Susan Wardell
Medical anthropologist Dr Susan Wardell reviews Moon Circle: Rediscover Wildness, Intuition and Sisterhood by Lucy AitkenRead.
A moon circle is, by basic definition, a night-time gathering of women. Its roots as a cultural practice are very old, as old “as the ages”. Often outdoors, and comprising a mixture of symbolic activity and verbal sharing, the moon circle is making a resurgence in the contemporary West. AitkenRead’s book, unapologetically feminist in its goals, sets out to “rediscover wildness, intuition and sisterhood”:
We are purposely stepping into the river of womanhood that has twisted and turned throughout herstory.” – Lucy AitkenRead
For this kind of voyage, it seems ritual is the best vessel.
AitkenRead’s blog, Lulastic and the HippyShake, chronicles her transition with her young family from a big-city job in the UK to an off-grid, unschooling, yurt-dwelling lifestyle in New Zealand. She has a following of nearly 16,000 on Facebook alone. Moon Circle is the third of AitkenRead’s shortish, self-published e-books. Her first, Happy Hair, was about quitting shampoo; her second, Freedom Face, about non-toxic beauty. Moon Circle is somewhat of a (successful) divergence.
I could say a lot about why this book is the perfect offspring of contemporary zeitgeist, born of (3rd, 4th, 67th wave?) feminism, married to a carefully inclusive, de-institutionalised spirituality. However I’d rather focus on what sets this book apart from many of its contemporaries. Specifically, it maintains the good humour, down-to-earth tone, and practical emphasis that is the strength of AitkenRead’s first books, thus achieving an honest, enthusiastic and thoughtful entry into the moon circle’s potential for nurturing wellbeing and community. It sets out the process of starting a moon circle in a totally straightforward demystifying manner than nonetheless manages to be completely convincing in communicating the beauty, value and meaning of moon circles in her own life, and for those she has shared circles with.
The book’s message definitely sits within the contemporary genre of cross-pollinating meta-narratives about ‘return’ to nature, to community, and to ritual. Moon Circle, however, isn’t presented as a prescription, but rather as a first-person journey of both learning and practice, a style of narration that neutralises its obnoxious potential (and is no doubt responsible in part for AitkenRead’s enormous popularity as a blogger/vlogger).
Furthermore, in a book I expected would toss romanticism and cultural essentialism around like (eco-friendly) confetti, I was surprised to find my favourite chapter was actually the ‘do it yourself’ ritual section. With disarming honestly and rare context-awareness, AitkenRead directly addresses the risk of cultural appropriation in the spontaneous ‘bricolage’ approach to ritual that she is advocating. This chapter reveals an underlying flicker of critical awareness, absent in many of the book’s New Age counterparts.

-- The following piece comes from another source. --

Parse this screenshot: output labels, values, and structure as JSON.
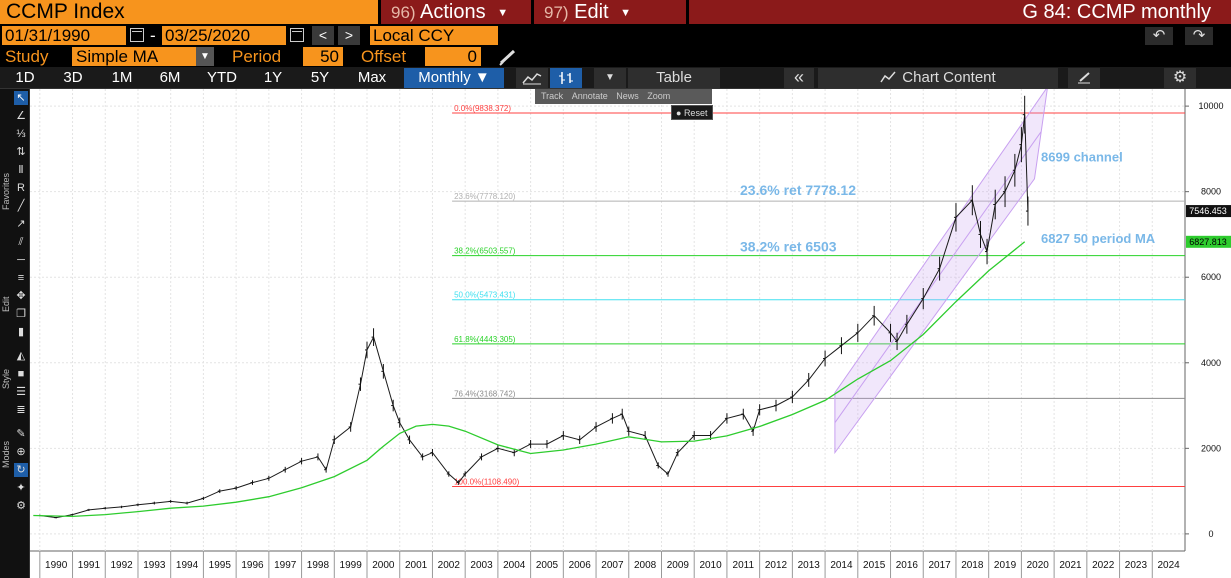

Moon circles utilise (wo)man’s oldest tools: ritual, the spoken word, and basic human empathy. AitkenRead discusses both their ritual form and purpose. The overarching goal is to ensure the circle is a safe container: “a way for emotion and vulnerability to bubble up and provide nourishment without spilling out”. This is in keeping with many anthropological studies of ritual and its relationship to emotion. As AitkenRead acknowledges, the container can sometimes feel more like a “cauldron”. Indeed, she emphasises that the “dark side” of the person has a place in the circle too.
There is power in trust and vulnerability, in speaking and being heard. The ‘sacred’ is in these things as much as the burning or herbs, or the singing of songs. Transformative effects may include learning to trust the self, speak from intuition and reconnect with the ‘sisterhood’. Ultimately, the point is not to contain these experiences within the circle, but to let them “bleed out of the Moon Circle, flooding our everyday lives”.
Toward the end of the book, AitkenRead discusses menstruation. I would have loved to hear more, as she is clearly passionate about this subject. But she keeps the length snappy, as always, although including quotes and references to current research and teaching on this topic. This section is well-balanced and inclusive. It examines (without overclaiming) the physiological and symbolic link of menstruation with the moon.
Lucy’s self-proclaimed “fly-by-the-sacred-seat-of-our-intuitive-pants” guide to moon circles, or specifically her moon circle and how it has unfolded, is disarmingly personal, practical, and yet still emotionally evocative. It will certainly speak to those already on the (again, self-proclaimed) ‘hippie’ train, but it has a wider accessibility too.
It might just take a book exactly like this to convince a nonbeliever that ritual can have a positive, non-scary, non-cultish, and just-possibly-quite-powerful place in healing and resilience for women in the modern world.
Susan Wardell is a social anthropologist. She lives in Dunedin, New Zealand, and teaches at the University of Otago.